On June 7, 1982, Graceland opened to the world. Still, there were doubters. “The Monday morning that we opened Graceland, there were reporters asking, ‘Elvis is dead, this is going to fade, his fans are going to get older and no longer travel — what do you do with Graceland then?’”
Soden knew if that happened, it would be because Graceland didn’t project Elvis into a changing world. “So we’ve never stopped keeping Elvis relevant,” he says. “Elvis is timely and timeless. If we worry correctly and creatively, then that timeliness and that relevance will never become a problem.”
The internet has given Graceland a powerful international reach. Elvis fans are abundant in the UK, Scandinavia, Germany, France, Brazil, Chile, and Japan for starters. This has helped cement it as one of only a handful of tourist attractions to pull in hefty global traffic — in 2017 it had visitors from 135 countries. Part of its enduring appeal is Elvis Presley Enterprise’s careful reliance on research and adaptation. “We’ve been able to grow it, to adapt it so that new, young generations find something that’s relevant to them when they come here,” Soden says.
And that means rolling with the technology. “It must be like 95 percent of the marketing and media tools we have didn’t exist 10, 15, 20 years ago, 25 years ago,” he says. The challenge is “to keep introducing over and over again the magic of Elvis to new and long-time eyes and ears,” Soden says.
As important as social media, Soden says, is old-school sociability: “It’s my favorite form of research. I go across the street to the visitor plaza and talk to our guests. ‘Where are you from? How long are you in town for? Why did you choose Graceland? Where are you going from here?’ And the people end up telling you their Elvis story.”

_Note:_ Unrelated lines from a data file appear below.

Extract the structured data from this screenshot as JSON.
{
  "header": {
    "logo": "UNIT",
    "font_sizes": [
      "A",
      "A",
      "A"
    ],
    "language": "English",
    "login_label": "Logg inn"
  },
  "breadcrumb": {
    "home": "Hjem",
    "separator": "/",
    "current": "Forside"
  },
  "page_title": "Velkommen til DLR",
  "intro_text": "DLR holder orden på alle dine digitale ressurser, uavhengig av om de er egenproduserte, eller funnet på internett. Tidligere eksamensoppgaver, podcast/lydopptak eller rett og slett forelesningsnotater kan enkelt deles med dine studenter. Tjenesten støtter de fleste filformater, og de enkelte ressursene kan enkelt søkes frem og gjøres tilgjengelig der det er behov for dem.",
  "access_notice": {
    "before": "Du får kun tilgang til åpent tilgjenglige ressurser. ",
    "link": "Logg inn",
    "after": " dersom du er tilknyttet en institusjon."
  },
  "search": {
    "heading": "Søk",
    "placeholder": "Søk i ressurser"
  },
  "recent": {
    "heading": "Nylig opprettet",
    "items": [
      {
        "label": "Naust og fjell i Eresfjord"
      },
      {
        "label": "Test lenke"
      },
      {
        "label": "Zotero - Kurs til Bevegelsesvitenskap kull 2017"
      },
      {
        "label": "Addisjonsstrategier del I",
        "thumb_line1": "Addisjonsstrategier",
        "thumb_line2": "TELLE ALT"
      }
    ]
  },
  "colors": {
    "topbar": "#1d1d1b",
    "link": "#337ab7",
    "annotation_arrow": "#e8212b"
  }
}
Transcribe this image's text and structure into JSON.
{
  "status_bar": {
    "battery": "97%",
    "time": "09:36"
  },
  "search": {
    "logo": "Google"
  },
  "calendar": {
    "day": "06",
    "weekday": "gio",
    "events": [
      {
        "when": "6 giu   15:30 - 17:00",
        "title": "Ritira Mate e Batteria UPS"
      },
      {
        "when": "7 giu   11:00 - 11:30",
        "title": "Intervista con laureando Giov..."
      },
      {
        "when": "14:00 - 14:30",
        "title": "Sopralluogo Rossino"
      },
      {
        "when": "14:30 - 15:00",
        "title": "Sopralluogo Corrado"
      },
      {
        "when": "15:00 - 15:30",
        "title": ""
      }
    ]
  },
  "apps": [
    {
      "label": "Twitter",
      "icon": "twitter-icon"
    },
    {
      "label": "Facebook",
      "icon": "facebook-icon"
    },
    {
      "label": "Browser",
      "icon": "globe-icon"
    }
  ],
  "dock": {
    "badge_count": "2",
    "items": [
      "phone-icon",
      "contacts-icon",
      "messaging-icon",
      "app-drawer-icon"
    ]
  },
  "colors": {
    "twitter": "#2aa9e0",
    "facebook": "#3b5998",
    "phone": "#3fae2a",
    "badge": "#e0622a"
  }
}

The culture at Graceland was established from the beginning by Soden, who jokes that since he was the first employee of Elvis Presley Enterprises, he took the best title. He impressed on employees that “Elvis was an entertainer, he had a sense of humor, he loved to make people happy. We were going to be in a business that the goal was to make Elvis fans happy when they came to Graceland.”
Working at Graceland, he decided, should be fun: “It used to be a mantra, ‘If you’re not getting up in the morning and looking forward to coming to work, then we’re doing something wrong.’ It wasn’t a choice to make, it was that we had to hire good people and let them be themselves.”
His rationale was that employees who feel respected and valued will do a first-rate job of making Graceland’s visitors feel respected and valued. “All you need to really succeed in tourism is a smile,” he says.
The future of Elvis Presley Enterprises is happening now. In 2013, Joel Weinshanker acquired an ownership interest in Graceland in a partnership with Authentic Brands Group out of New York and the Presley family. Weinshanker took over management of Graceland operations and started the current expansion that Soden had been hoping to get done for years, including a first-rate 450-room hotel, a permanent “Elvis the Entertainer” exhibit, a soundstage, a proper visitor complex, exhibition space, a concert development deal, and other elements to keep Graceland vital. Much has been done or is happening, and not just to showcase all things Elvis.
Soden is optimistic that attractions on a grand scale — think the Wonders Series of the 1990s — can bring blockbuster crowds to Memphis and Graceland.
And if Soden is optimistic about it, then you’d best pay attention.